Groups representing workers are now questioning the benefits workers will get from the health tax.

Doctors say the higher deductibles are not commensurate with the benefits package or the actual services available in hospitals.

SHIF is one of the three funds administered by the Social Health Authority, the new body that replaced the National Hospital Insurance Fund.

While the SHIF is funded through premium contributions, the other two funds – the Primary Care Fund and the Emergency, Chronic and Critical Illness Fund – will be funded by the government through taxes, donations and gifts.
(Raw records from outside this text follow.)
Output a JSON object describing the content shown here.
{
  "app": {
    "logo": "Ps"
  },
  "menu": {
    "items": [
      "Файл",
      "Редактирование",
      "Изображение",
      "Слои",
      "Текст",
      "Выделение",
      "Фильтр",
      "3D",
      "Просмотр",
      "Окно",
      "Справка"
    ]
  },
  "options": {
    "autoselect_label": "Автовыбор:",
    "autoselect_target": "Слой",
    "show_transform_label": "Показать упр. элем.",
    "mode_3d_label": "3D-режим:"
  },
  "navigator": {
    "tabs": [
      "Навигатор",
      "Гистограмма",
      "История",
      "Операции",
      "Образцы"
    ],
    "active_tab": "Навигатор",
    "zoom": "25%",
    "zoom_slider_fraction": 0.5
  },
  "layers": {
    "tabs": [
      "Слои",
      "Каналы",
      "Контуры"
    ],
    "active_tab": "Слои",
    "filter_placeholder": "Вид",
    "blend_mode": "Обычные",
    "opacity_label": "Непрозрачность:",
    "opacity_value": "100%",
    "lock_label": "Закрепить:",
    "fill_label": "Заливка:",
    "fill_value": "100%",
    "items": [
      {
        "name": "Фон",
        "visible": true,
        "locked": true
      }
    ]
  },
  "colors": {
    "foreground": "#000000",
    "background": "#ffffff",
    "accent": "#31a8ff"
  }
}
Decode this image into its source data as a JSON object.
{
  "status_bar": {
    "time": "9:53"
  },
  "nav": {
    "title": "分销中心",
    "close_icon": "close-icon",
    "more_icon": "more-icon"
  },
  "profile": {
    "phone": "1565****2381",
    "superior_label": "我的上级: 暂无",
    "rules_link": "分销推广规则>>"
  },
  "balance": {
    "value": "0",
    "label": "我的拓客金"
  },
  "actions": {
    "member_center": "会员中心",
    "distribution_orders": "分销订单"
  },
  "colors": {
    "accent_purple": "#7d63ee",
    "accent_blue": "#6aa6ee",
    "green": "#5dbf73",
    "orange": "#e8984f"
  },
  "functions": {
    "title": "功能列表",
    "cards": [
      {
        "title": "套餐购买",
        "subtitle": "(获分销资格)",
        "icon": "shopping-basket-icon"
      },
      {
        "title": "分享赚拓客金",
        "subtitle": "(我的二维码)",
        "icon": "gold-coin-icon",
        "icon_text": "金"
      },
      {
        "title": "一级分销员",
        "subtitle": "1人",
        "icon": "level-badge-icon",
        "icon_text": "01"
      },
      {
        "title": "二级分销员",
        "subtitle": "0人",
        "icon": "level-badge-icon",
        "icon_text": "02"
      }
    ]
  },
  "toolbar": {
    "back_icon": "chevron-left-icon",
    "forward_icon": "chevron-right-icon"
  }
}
“SHA deducts more from workers’ wages but gives less. This is unacceptable as workers pay more for substandard services, threatening their well-being,” said Davji Atellah, secretary general of the Kenya Union of Pharmacists and Dentists.

The government ordered employers to pay the fees to any of the six banks that collect the money for the SHA.

“We urge Human Resource Practitioners to declare their employees on the employer portal to guarantee their eligibility to benefit under the Social Health Authority. Undeclared employees cannot access services even if they have self-registered,” said PS Harry Kimtai.

“We also have our own payment number for individuals who want to pay through M-Pesa. Generate eSlip number and use M-Pesa invoice number 200222 to pay.”

Sanitary facilities will be reimbursed at Sh11,200 for normal delivery and Sh32,600 for caesarean section.

Experts say some of these rates are below the market price and Kenyans may still be able to top up in some hospitals.

The fund will pay Sh2,400 for admission to the bed each day. NHIF paid 4,000 lei daily. Admission is limited to a maximum of 50 days.

However, discounts for some services have been increased, to the benefit of health institutions.

For example, facilities will be reimbursed Sh10,650 for dialysis per session and Sh180,000 per month for peritoneal dialysis. There are a maximum of three sessions per week for hemodialysis, compared to two sessions only under NHIF.